We need each other in order to understand God’s new covenant with us. The German theologian Dietrich Bonhoeffer said it like this: “A Christian needs another Christian who speaks God’s Word to him. He needs him again and again when he becomes uncertain and discouraged, for by himself he cannot help himself. . . .. The Christ in his own heart is weaker than the Christ in the word of his brother; his own heart is uncertain, his brother’s heart is sure” (Life Together).

We need each other, no question, and we need God. But maybe God also needs us. God’s new covenant is unilateral in that God does not depend on us to keep the covenant with faithfulness or to ensure its endurance. But neither does God compel us to participate in it. God’s finger does not touch our hearts until – unless – we say yes. When God speaks of the days that are surely coming, the days of this new covenant, maybe that means the time when we finally allow God in.

I wonder if we have really been able to do that. I mean, look at the world, even at the church, and it seems pretty clear that God’s radical promise of love and inclusivity, of relationship and forgiveness, is still to be realized.

And yet, we who claim the name of Christian know that in Christ this is also a present reality. And it is in this place of tension between the “already” and the “not yet” where we are called to say yes to God. It sounds so easy. Why then is it so hard? It takes a lot of heavy equipment to move a 2 1/2 ton rock into an Alabama courthouse in the middle of the night, but sometimes it seems no less a project to get God on our hearts – and maybe no less controversial an action.

We close ourselves off from the indwelling presence of the holy one – usually not by evil intent or even willfulness, or anything like that, but we are busy, you know, and worried and distracted, and maybe a little (more than a little) afraid of what would happen if we really were to give our hearts to God. Because after all, if God’s word was at the heart of everything we are and everything we do, we would be changed completely, wouldn’t we? That can be a scary thought.

To say a whole-hearted yes to God is to see the world as God does, to see it and respond in godly love. To say yes to God is to let our hearts be broken by the woundedness of the world, just as surely as God’s heart must be broken by what we have done to each other and God’s good creation. It is to see the pain of the other and feel it so deeply within that it becomes our own.
It is to be able to take what one holy man has called a “long loving look at the real.” And when we see the world that way, with the eyes of our heart, through the eyes of God, then we are compelled to act to bring peace, healing, hope, comfort, love. And those actions can take as many forms as there are human hearts: praying, engaging in acts of service, promoting justice, working toward inclusivity and acceptance, giving of our time and treasure, building houses and serving soup and tutoring ten-year-olds.

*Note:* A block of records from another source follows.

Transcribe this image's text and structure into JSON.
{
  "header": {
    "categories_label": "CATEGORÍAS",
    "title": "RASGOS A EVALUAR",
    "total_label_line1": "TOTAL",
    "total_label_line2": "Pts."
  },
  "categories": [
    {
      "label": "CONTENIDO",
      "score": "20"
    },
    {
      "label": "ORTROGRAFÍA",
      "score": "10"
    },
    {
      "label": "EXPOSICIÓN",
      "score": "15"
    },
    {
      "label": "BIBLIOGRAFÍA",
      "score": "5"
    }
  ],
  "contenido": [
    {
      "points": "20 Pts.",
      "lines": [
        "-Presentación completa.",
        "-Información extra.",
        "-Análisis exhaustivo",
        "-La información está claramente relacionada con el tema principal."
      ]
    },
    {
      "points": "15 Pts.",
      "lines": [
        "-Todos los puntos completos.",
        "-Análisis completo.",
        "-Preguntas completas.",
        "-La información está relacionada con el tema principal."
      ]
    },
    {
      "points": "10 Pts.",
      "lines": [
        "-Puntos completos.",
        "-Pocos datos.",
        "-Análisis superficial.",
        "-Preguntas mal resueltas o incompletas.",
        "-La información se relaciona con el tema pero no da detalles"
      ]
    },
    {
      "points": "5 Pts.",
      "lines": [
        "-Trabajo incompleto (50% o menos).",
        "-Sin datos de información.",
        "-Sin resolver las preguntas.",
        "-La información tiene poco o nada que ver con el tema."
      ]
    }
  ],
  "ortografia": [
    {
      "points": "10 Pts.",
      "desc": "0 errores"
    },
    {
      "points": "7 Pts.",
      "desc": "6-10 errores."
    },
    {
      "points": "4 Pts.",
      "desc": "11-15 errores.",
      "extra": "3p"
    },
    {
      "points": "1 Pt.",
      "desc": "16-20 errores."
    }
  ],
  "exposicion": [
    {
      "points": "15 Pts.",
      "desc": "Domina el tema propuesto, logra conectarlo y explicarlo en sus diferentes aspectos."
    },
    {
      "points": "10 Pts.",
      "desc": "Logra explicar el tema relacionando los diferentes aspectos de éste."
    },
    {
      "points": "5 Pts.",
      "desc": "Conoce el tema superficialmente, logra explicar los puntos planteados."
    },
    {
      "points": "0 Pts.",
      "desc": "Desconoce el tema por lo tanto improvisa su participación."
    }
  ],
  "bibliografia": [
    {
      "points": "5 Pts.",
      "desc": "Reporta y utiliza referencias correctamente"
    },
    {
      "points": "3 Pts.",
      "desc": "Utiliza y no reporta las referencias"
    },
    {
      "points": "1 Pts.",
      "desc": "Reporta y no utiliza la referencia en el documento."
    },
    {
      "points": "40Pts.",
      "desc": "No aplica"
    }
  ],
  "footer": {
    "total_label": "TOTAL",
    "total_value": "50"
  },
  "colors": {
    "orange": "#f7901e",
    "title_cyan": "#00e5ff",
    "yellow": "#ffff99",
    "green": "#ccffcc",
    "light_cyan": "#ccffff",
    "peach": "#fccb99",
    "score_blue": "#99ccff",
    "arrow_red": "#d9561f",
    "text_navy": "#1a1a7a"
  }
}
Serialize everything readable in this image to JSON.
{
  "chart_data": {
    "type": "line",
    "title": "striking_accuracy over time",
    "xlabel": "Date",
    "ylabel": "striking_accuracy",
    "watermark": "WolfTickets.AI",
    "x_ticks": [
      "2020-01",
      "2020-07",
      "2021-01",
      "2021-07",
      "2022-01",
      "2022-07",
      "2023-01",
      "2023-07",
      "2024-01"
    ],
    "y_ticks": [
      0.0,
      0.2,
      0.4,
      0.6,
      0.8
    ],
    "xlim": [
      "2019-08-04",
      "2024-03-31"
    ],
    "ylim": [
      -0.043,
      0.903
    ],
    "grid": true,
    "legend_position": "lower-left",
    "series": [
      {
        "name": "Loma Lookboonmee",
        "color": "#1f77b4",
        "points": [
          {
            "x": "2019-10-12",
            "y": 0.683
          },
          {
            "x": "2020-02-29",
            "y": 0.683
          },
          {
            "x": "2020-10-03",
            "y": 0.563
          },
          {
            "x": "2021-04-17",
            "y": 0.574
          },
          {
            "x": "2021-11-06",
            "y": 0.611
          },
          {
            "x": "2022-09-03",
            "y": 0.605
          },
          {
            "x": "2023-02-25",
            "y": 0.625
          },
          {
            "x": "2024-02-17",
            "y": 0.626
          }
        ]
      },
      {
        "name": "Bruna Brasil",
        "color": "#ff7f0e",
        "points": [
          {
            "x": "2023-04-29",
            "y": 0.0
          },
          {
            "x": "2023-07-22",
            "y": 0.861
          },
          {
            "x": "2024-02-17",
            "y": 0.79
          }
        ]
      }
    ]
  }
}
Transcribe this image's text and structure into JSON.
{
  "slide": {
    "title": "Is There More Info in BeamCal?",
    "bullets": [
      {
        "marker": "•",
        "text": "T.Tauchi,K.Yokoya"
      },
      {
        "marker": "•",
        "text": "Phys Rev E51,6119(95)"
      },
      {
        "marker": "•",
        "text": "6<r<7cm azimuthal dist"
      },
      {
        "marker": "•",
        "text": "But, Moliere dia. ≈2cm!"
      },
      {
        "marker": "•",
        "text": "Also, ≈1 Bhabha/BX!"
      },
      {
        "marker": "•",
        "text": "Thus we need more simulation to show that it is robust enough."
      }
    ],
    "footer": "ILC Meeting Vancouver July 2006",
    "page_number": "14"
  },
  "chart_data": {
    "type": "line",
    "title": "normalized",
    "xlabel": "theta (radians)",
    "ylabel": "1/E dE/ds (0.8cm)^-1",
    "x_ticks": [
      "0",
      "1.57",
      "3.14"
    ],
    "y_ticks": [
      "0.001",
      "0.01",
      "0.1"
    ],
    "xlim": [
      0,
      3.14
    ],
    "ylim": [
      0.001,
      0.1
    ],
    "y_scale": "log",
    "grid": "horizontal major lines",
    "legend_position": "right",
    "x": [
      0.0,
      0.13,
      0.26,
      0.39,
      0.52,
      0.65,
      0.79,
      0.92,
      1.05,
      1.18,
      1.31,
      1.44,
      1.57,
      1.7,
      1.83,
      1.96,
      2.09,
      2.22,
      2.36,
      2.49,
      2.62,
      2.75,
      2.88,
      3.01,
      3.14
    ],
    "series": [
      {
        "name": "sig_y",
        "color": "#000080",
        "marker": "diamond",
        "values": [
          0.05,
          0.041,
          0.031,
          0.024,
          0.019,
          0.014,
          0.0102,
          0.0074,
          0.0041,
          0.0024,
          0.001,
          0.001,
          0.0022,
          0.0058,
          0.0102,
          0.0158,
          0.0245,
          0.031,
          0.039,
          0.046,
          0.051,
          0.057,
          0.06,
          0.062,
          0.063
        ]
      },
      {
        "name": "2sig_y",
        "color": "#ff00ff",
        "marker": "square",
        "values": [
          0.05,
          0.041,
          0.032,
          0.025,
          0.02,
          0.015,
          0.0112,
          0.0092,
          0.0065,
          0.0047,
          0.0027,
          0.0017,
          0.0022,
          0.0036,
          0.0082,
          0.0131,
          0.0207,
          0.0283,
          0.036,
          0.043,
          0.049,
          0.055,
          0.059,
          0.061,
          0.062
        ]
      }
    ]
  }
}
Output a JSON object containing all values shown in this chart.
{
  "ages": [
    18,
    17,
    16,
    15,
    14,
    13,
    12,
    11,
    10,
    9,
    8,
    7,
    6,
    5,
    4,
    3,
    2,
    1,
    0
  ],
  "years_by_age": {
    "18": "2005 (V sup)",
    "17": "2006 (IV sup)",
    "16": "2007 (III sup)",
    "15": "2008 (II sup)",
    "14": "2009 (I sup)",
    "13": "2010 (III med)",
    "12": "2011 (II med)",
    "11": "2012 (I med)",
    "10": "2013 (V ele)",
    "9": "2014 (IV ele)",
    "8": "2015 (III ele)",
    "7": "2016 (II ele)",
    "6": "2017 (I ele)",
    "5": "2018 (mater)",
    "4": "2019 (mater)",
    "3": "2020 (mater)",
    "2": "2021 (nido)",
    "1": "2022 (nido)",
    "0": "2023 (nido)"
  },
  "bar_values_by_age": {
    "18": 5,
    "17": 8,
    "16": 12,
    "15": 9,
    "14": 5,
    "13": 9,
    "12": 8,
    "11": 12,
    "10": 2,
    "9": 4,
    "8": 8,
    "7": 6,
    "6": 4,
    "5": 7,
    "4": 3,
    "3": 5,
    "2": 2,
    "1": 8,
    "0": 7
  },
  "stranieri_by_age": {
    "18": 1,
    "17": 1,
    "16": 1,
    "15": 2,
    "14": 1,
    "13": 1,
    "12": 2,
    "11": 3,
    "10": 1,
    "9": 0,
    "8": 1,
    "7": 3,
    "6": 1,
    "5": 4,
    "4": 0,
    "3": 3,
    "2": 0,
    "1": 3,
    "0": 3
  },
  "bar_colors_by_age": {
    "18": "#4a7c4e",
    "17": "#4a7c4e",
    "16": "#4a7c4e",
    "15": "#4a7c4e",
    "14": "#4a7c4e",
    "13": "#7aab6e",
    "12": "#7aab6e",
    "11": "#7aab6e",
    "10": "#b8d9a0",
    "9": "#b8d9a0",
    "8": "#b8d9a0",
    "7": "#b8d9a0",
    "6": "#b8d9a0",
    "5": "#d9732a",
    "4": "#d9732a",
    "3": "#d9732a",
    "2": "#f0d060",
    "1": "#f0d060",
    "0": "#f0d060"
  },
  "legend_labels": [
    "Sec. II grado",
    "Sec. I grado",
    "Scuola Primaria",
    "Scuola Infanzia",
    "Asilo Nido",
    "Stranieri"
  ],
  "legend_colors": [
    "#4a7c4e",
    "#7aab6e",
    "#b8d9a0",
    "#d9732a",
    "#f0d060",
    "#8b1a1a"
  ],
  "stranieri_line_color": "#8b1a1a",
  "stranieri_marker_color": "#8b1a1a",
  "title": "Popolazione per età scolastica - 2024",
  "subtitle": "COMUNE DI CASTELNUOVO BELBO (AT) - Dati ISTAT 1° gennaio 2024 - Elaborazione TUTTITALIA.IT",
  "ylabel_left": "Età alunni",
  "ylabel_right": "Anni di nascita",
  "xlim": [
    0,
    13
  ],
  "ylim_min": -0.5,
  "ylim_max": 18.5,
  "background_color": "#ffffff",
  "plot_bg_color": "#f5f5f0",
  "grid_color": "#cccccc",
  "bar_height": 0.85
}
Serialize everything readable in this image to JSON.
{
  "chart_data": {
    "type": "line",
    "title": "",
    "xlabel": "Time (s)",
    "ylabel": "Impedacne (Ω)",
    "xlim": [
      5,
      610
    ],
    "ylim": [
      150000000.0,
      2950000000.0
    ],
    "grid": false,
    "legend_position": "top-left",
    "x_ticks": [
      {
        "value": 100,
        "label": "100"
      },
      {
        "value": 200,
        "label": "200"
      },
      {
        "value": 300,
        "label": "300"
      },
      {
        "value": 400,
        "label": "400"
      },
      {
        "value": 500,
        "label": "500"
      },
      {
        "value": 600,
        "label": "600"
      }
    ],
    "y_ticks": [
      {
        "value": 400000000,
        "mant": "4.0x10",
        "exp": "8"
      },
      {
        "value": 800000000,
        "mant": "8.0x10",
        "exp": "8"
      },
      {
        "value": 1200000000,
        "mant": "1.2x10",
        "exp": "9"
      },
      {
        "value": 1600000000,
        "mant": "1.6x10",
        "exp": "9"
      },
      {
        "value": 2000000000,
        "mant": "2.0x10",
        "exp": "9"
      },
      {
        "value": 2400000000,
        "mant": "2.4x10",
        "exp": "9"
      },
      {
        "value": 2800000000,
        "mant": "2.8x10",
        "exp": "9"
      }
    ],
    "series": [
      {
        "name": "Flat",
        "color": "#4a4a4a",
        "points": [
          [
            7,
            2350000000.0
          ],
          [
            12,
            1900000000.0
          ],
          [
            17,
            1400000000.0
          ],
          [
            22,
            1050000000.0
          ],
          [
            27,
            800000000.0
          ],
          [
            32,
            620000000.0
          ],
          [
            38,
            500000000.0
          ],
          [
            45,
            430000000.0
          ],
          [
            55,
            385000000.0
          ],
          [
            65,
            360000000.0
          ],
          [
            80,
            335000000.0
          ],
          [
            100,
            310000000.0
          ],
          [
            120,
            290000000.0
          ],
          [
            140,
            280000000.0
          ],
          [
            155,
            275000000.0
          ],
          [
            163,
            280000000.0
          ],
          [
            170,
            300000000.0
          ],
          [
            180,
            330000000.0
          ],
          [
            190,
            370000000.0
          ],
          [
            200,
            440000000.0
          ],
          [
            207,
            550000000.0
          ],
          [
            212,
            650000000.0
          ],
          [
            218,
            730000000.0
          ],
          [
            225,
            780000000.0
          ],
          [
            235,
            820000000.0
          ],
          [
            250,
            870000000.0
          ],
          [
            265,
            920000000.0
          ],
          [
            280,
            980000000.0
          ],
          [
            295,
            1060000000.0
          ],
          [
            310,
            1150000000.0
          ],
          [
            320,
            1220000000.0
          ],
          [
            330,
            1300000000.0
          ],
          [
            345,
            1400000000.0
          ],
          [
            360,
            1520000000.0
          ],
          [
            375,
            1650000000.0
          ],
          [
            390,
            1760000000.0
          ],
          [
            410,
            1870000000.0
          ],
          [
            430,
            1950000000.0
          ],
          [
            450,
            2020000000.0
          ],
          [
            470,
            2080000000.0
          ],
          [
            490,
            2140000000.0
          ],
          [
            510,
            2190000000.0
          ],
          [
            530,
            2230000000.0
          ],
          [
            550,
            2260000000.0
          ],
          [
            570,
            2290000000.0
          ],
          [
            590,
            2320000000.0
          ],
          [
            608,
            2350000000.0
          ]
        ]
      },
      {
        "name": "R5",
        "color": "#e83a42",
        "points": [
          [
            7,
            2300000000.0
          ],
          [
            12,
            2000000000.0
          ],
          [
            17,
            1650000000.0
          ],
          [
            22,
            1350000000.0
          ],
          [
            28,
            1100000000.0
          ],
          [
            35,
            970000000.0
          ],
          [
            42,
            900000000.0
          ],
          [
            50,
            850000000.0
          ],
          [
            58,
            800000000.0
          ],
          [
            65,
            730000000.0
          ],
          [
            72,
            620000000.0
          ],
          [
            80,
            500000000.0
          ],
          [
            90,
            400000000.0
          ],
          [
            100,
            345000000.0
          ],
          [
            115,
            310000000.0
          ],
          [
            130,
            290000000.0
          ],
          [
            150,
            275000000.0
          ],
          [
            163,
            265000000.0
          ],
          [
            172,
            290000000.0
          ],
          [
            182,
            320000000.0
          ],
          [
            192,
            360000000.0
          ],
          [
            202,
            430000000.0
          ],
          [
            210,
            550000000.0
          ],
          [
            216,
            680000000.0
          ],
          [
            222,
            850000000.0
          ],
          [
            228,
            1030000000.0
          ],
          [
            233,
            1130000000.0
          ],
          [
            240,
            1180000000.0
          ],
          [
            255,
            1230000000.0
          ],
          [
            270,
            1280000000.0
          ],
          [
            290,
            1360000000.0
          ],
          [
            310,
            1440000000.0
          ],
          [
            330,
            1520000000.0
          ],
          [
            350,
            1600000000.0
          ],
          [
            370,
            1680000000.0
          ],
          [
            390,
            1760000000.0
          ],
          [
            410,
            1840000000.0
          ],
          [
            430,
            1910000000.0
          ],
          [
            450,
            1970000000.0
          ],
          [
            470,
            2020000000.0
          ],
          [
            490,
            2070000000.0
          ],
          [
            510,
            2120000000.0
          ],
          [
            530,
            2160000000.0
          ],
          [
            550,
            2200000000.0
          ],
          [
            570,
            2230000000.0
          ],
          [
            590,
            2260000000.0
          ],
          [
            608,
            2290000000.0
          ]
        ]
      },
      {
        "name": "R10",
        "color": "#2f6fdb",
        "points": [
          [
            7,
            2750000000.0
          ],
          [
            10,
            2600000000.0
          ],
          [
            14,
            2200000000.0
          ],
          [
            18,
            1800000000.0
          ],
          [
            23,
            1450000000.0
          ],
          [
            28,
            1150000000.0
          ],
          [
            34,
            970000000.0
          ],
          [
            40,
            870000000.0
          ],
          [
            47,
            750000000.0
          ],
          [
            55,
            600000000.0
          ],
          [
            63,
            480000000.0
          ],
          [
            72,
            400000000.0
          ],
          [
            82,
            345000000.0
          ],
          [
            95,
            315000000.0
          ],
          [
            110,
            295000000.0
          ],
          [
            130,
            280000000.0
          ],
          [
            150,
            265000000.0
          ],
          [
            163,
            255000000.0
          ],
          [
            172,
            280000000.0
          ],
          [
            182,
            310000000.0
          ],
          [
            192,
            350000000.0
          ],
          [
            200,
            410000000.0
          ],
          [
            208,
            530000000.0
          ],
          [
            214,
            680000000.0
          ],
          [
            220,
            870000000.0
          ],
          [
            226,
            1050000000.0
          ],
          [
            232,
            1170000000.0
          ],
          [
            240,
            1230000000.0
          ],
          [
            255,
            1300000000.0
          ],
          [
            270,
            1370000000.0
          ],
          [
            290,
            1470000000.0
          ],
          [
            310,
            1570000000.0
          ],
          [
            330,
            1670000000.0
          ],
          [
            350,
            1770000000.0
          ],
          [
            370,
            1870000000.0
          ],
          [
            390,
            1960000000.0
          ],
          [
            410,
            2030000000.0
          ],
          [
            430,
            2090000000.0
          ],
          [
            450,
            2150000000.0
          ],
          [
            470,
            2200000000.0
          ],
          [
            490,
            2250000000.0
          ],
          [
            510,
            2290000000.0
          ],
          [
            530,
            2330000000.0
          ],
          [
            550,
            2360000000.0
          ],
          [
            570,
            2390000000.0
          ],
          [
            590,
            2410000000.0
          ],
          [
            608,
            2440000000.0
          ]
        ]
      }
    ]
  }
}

And these labors of love, like God’s new covenant, must be unilateral and unconditional. They do not depend on reciprocity. They do not even have to be successful, at least not in the world’s terms – they only have to be faithful.

This is what means to know God. Having this heartfelt knowledge of God is to live a godly life, to live from the heart where God dwells. And when we let our own hears break, as maybe God’s heart also breaks, as Jesus’ heart broke, then we come to know God fully.

The rabbis note that God writes the word, the law, on our heart, not in it. Then, they say, when our heart breaks, the word falls in. Absent the heartbreak, the word is never internalized as completely. But no matter what, we are always loved, we are always held in God’s heart. And we come to the heartfelt knowledge of God, when we allow God to enter our hearts as fully as we have entered God’s.

This is the new covenant – not a contract, not the result of our negotiation with God, not even our decision to participate – but rather God’s unilateral unconditional action to love us, no matter what. You can know this for yourself. You can know God, in your own heart. Just say yes. And God will be our God and we will be God’s people.